Rina Anggraeni, Jurnalis · Senin 26 Juli 2021 08:10 WIB
https: img.okezone.com content 2021 07 26 320 2445922 boleh-makan-di-tempat-maksimal-20-menit-menko-minta-jangan-banyak-ngobrol-Ke2kxvncQt.jpg Menko Luhut soal Aturan PPKM Level 4 dan 3 (Foto: Okezone)

JAKARTA - Pemerintah memutuskan memperpanjang PPKM level 4 dan pemberlakuan PPKM level 3 dari 26 Juli - 2 Agustus 2021.

Menteri Koordinator Bidang Kemaritiman dan Investasi Luhut Pandjaitan mengatakan, sesuai dengan pengumuman dari Presiden Jokowi mulai tanggal 26 Juli – 2 Agustus 2021 akan diberlakukan PPKM Level 4 untuk kota/kabupaten yang memiliki assesmen WHO level 4

Sementara PPKM level 3 untuk kota/kabupaten yang memiliki assesmen WHO level 3, di seluruh Jawa Bali Kebijakan ini, menurutnya perlu kerja sama dari semua pihak.
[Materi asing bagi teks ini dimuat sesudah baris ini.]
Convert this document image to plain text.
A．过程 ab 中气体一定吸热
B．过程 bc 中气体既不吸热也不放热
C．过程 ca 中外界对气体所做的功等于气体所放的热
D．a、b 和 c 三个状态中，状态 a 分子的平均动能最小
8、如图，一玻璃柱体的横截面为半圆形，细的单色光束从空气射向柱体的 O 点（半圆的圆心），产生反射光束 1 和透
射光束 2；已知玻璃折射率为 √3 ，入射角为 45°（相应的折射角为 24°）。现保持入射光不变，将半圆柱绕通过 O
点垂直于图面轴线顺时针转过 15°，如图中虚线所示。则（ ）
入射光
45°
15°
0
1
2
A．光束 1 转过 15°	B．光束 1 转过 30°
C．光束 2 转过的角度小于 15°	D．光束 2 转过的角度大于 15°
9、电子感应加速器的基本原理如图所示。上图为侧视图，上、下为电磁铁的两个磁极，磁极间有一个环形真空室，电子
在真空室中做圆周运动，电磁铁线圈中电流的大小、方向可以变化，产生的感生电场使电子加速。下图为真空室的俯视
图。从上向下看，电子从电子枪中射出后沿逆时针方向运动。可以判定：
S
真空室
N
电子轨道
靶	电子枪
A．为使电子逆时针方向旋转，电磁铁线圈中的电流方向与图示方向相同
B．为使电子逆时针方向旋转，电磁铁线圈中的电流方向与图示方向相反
"Ini adalah tanggung jawab kita semua, agar penanganan varian delta ini bisa ditangani dengan baik, dan ekonomi rakyat kecil bisa berjalan," kata Luhut di Jakarta, Senin (26/7/2021).
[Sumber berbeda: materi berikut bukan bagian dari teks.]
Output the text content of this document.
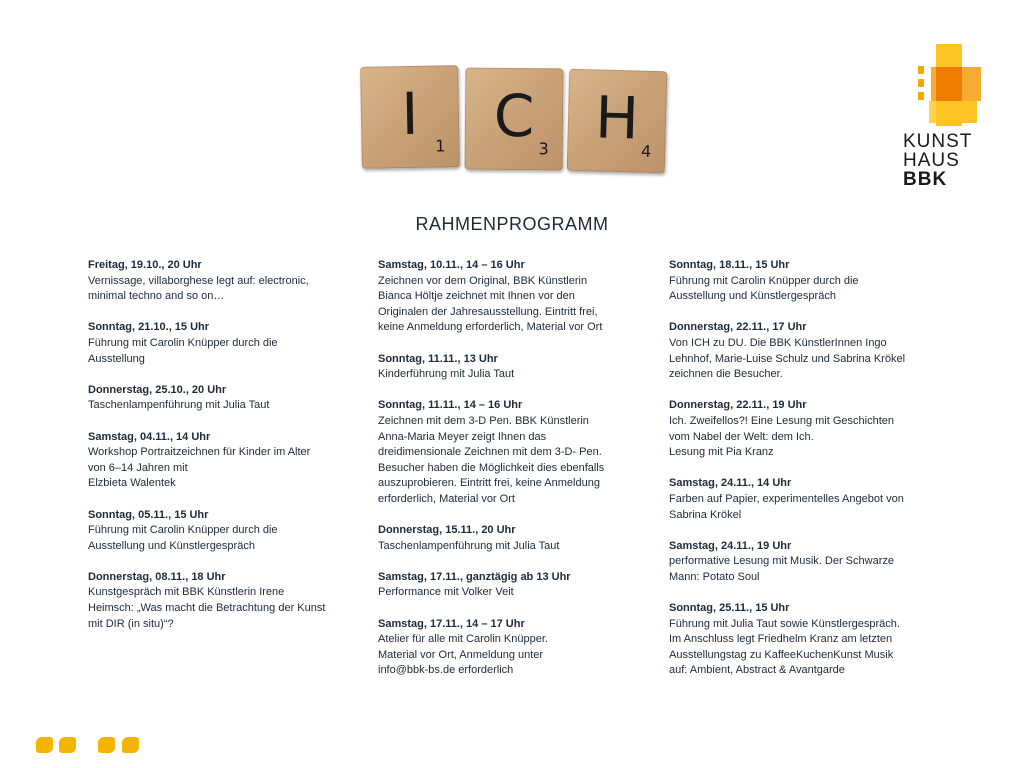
I	1 C 3 H 4	KUNST
HAUS
BBK
RAHMENPROGRAMM
Freitag, 19.10., 20 Uhr
Vernissage, villaborghese legt auf: electronic,
minimal techno and so on…
Sonntag, 21.10., 15 Uhr
Führung mit Carolin Knüpper durch die
Ausstellung
Donnerstag, 25.10., 20 Uhr
Taschenlampenführung mit Julia Taut
Samstag, 04.11., 14 Uhr
Workshop Portraitzeichnen für Kinder im Alter
von 6–14 Jahren mit
Elzbieta Walentek
Sonntag, 05.11., 15 Uhr
Führung mit Carolin Knüpper durch die
Ausstellung und Künstlergespräch
Donnerstag, 08.11., 18 Uhr
Kunstgespräch mit BBK Künstlerin Irene
Heimsch: „Was macht die Betrachtung der Kunst
mit DIR (in situ)“?
Samstag, 10.11., 14 – 16 Uhr
Zeichnen vor dem Original, BBK Künstlerin
Bianca Höltje zeichnet mit Ihnen vor den
Originalen der Jahresausstellung. Eintritt frei,
keine Anmeldung erforderlich, Material vor Ort
Sonntag, 11.11., 13 Uhr
Kinderführung mit Julia Taut
Sonntag, 11.11., 14 – 16 Uhr
Zeichnen mit dem 3-D Pen. BBK Künstlerin
Anna-Maria Meyer zeigt Ihnen das
dreidimensionale Zeichnen mit dem 3-D- Pen.
Besucher haben die Möglichkeit dies ebenfalls
auszuprobieren. Eintritt frei, keine Anmeldung
erforderlich, Material vor Ort
Donnerstag, 15.11., 20 Uhr
Taschenlampenführung mit Julia Taut
Samstag, 17.11., ganztägig ab 13 Uhr
Performance mit Volker Veit
Samstag, 17.11., 14 – 17 Uhr
Atelier für alle mit Carolin Knüpper.
Material vor Ort, Anmeldung unter
info@bbk-bs.de erforderlich
Sonntag, 18.11., 15 Uhr
Führung mit Carolin Knüpper durch die
Ausstellung und Künstlergespräch
Donnerstag, 22.11., 17 Uhr
Von ICH zu DU. Die BBK KünstlerInnen Ingo
Lehnhof, Marie-Luise Schulz und Sabrina Krökel
zeichnen die Besucher.
Donnerstag, 22.11., 19 Uhr
Ich. Zweifellos?! Eine Lesung mit Geschichten
vom Nabel der Welt: dem Ich.
Lesung mit Pia Kranz
Samstag, 24.11., 14 Uhr
Farben auf Papier, experimentelles Angebot von
Sabrina Krökel
Samstag, 24.11., 19 Uhr
performative Lesung mit Musik. Der Schwarze
Mann: Potato Soul
Sonntag, 25.11., 15 Uhr
Führung mit Julia Taut sowie Künstlergespräch.
Im Anschluss legt Friedhelm Kranz am letzten
Ausstellungstag zu KaffeeKuchenKunst Musik
auf: Ambient, Abstract & Avantgarde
Baca Juga: PPKM Level 4 Diperpanjang, Jokowi Tambah Bansos dan BLT UMKM

Lalu, warung makan, pedagang kaki lima, lapak jajanan dan sejenisnya yang memiliki tempat usaha di ruang terbuka diizinkan buka dengan protokol kesehatan ketat sampai dengan pukul 20.00 dan maksimum waktu makan untuk setiap pengunjung 20 menit.

"Waktu maksimum makan setiap pengunjung 20 menit dan kami sarankan selama makan karena tidak pakai masker jangan banyak berkomunikasi, jangan banyak berkomunikasi," tegasnya.

Selain itu, pasar yang menjual sembako sehari-hari diperbolehkan untuk buka seperti biasa dengan protokol kesehatan yang ketat,

“Pasar rakyat yang menjual selain kebutuhan pokok dapat buka dengan kapasitas maksimal 50 persen sampai pukul 15.00,” kata Menko Luhut.

Sementara itu, peraturan lebih lanjut akan dilakukan oleh Pemerintah Daerah. Kemudian, lanjut Menko Luhut, pedagang kaki lima, toko kelontong, agen/outlet voucher, pangkas rambut, laundry, pedagang asongan, bengkel kecil, cucian kendaraan, dan usaha kecil lain yang sejenis, diizinkan buka dengan protokol kesehatan ketat sampai dengan pukul 21.00 yang pengaturan teknisnya diatur oleh Pemerintah Daerah.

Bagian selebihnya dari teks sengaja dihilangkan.